Baca berita dengan sedikit iklan, klik di sini

Film

Alkisah, Suatu Hari di Meksiko

Inilah film yang berawal dengan klimaks dan berakhir dengan antiklimaks.

5 Oktober 2003 | 00.00 WIB

Image of Tempo
Perbesar

Baca berita dengan sedikit iklan, klik di sini

Once Upon A Time in Mexico Pemain : Antonio Banderas, Salma Hayek, Johnny Depp Sutradara : Robert Rodriguez Skenario : Robert Rodriguez Produksi : Sony/Columbia

Di sebuah kedai minum, Antonio Banderas, si superhero, menatap musuh-musuhnya yang tak terhitung. Kematian tampak jelas di ujung hidungnya. Tapi, sebaliknya, jagoan yang berwajah bak kuda jantan ini melakukan sebuah ritual. Perlahan, seraya membuka kotak gitarnya dan memainkan sebuah lagu terkenal, Malaguena. Musik mengalir, tempo bergerak semakin lama semakin cepat, nada-nada terdengar semakin memekakkan kuping.

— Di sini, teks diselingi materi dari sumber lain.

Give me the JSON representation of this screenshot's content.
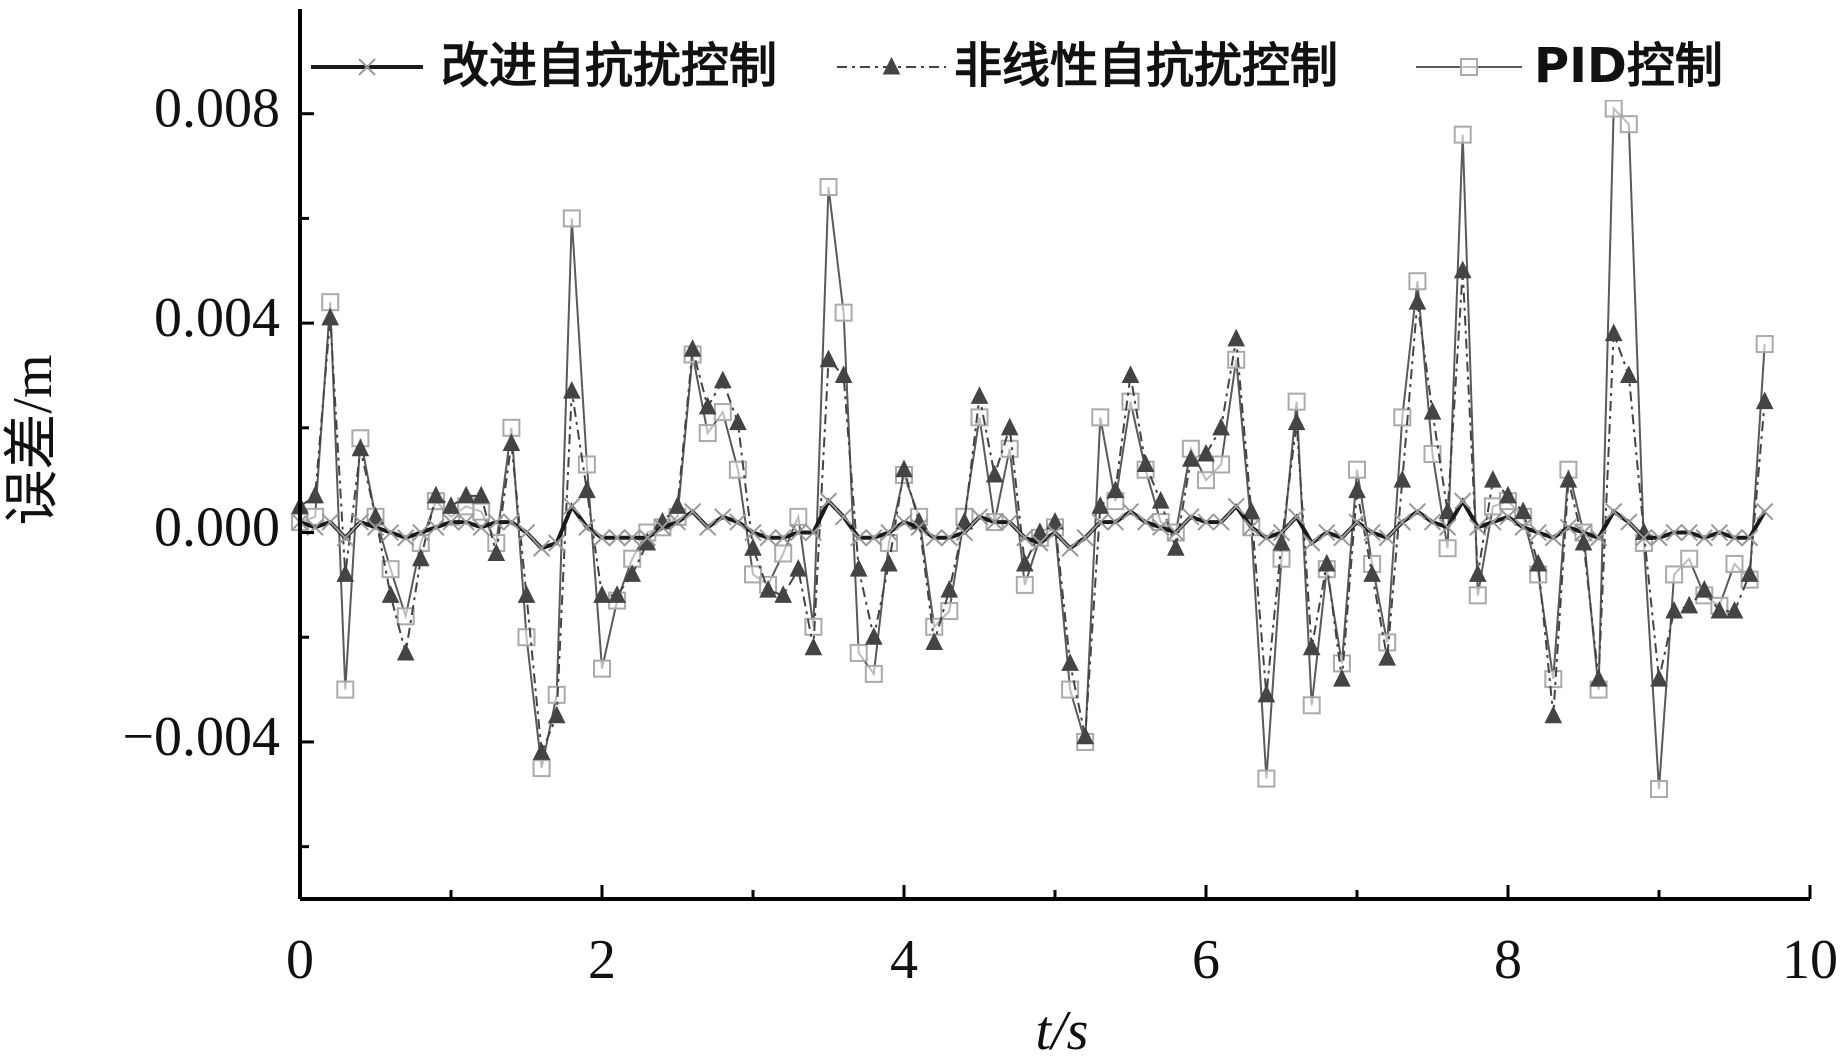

Dan tatkala tingkat kecepatan mendekati puncaknya, sekonyong-konyong gitar di tangan Banderas memuntahkan ratusan peluru. Musik dan bisingnya berondongan senjata semi-otomatis kemudian menjadi satu, tak terpisah. Para musuh terpesona dan mati.

Ya, itulah suatu hari di Meksiko. Mitis, fiktif, tapi sungguh memantulkan sesuatu yang orisinal, khas Meksiko. Once Upon A Time in Mexico, karya sutradara dan sekaligus penulis skrip Robert Rodriguez, memang membuka dengan sebuah klimaks yang boleh jadi memukau. Kita tahu, itulah Meksiko, negeri tempat bersenyawanya dan bertumpangtindihnya cerita-cerita fiktif dan fakta tentang para pahlawan rakyat, Pancho Villa atau Emiliano Zapata. Di sanalah pula, di sebuah kafe, sutradara Rodriguez mengawali kisahnya dari mulut seorang informan yang bertutur tentang seorang gitaris jago tembak yang menghilang, pergi membawa luka dan dendam.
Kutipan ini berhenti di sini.